It looked safe. It was presented as safe. And it was going to the benefit of everyone." That's how Paul Gelsinger, a father of four from Tucson, Ariz., explained in an emotional appearance before a Senate subcommittee last week why he supported the decision made by his 18-year-old son Jesse to undergo gene therapy for a rare metabolic disorder Jesse had suffered from since birth.
Now, four months after Jesse's untimely death, Gelsinger and much of the scientific community are struggling to understand what went wrong. For while Jesse didn't count on personally benefiting from the treatment he underwent at the University of Pennsylvania--he did it mostly to help other youngsters--neither did he expect to die from it. "We gave our consent," Paul Gelsinger testified, "but in no way was it informed."
The Gelsinger case has called much needed attention to the dark side of gene therapy, which--no less than other experimental treatments--has the power to harm as well as help. Ironically, the recriminations over Jesse's death are occurring just as gene therapy appears to be fitfully inching toward the sort of success that has eluded it for so long. In December, only a month before Jesse's death prompted the U.S. Food and Drug Administration to shut down all gene-therapy research at the University of Pennsylvania, reports were circulating in scientific circles that a team from the Necker Hospital for Sick Children in Paris had achieved heartening results in a gene-therapy trial designed to cure severe combined immunodeficiency (SCID), an inherited disorder that, left untreated, is fatal.
Pending publication of their results in a scientific journal, the Necker researchers are reluctant to divulge details. However, it appears that two 18-month-old boys with SCID remain healthy nine months after undergoing gene therapy. Their newfound ability to ward off infections that plagued them as infants appears to be a direct consequence of their receiving functioning copies of a gene that is crucial to the body's ability to fight disease.
This development comes amid other signs suggesting that gene therapy may be on the verge of delivering on at least some of its unfulfilled promise. The replacement of faulty genes, for example, appears to have reduced the need for transfusion in patients with hemophilia. Drugs designed using the principles of gene therapy also seem to be shaping up as promising weapons against certain forms of cancer. But in all these cases the number of patients who have experienced improvements is too small to establish whether the same procedures will prove broadly beneficial or whether adverse effects will overshadow possible benefits.
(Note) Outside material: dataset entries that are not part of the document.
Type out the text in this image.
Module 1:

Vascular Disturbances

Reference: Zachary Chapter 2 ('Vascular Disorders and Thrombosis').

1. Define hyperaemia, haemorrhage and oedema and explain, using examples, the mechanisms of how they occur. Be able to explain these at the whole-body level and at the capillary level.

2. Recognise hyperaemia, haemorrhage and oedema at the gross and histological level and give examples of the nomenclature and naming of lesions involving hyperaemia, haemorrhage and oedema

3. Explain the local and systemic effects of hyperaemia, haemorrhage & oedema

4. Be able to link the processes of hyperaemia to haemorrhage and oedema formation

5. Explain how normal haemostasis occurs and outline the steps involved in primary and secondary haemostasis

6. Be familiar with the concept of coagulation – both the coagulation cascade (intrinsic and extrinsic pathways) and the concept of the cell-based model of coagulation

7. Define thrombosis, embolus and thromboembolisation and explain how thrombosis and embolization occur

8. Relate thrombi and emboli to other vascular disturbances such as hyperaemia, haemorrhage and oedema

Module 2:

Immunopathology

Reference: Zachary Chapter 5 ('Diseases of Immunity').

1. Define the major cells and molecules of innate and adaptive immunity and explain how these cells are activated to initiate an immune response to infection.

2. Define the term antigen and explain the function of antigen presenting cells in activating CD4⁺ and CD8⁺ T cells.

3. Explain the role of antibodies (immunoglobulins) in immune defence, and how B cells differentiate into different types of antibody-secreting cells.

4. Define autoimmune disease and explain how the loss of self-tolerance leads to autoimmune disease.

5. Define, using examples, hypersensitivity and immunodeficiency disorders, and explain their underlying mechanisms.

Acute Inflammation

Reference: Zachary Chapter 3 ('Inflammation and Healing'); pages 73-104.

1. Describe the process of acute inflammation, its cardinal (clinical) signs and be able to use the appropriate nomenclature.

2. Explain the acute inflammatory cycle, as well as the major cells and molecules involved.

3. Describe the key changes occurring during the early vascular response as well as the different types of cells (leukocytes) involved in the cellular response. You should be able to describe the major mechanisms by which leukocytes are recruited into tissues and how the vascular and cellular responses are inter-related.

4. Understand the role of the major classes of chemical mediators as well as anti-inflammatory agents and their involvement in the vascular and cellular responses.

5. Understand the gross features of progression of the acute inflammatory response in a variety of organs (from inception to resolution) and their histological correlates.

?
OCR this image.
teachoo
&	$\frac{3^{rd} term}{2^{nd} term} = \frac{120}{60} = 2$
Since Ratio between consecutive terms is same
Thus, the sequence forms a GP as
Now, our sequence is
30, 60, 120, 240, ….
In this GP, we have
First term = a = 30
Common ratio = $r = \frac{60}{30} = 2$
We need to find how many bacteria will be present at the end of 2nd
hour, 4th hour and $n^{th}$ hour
Jesse's death, for example, may have occurred because his immune system reacted violently not to the gene the scientists infused but to the virus that carried it into the cells of his liver. While deactivated, the virus--a form of the adenovirus that causes the common cold--still retained some properties capable of triggering an immune response. Indeed, what has alarmed officials at the National Institutes of Health is how common such reactions to adenovirus appear to be--and how seldom researchers have reported them to the NIH. Out of 93 gene-therapy trials using adenovirus, it was recently revealed, there were 691 instances of adverse effects. Of those, the NIH was promptly notified of only 39--about 5% of the total.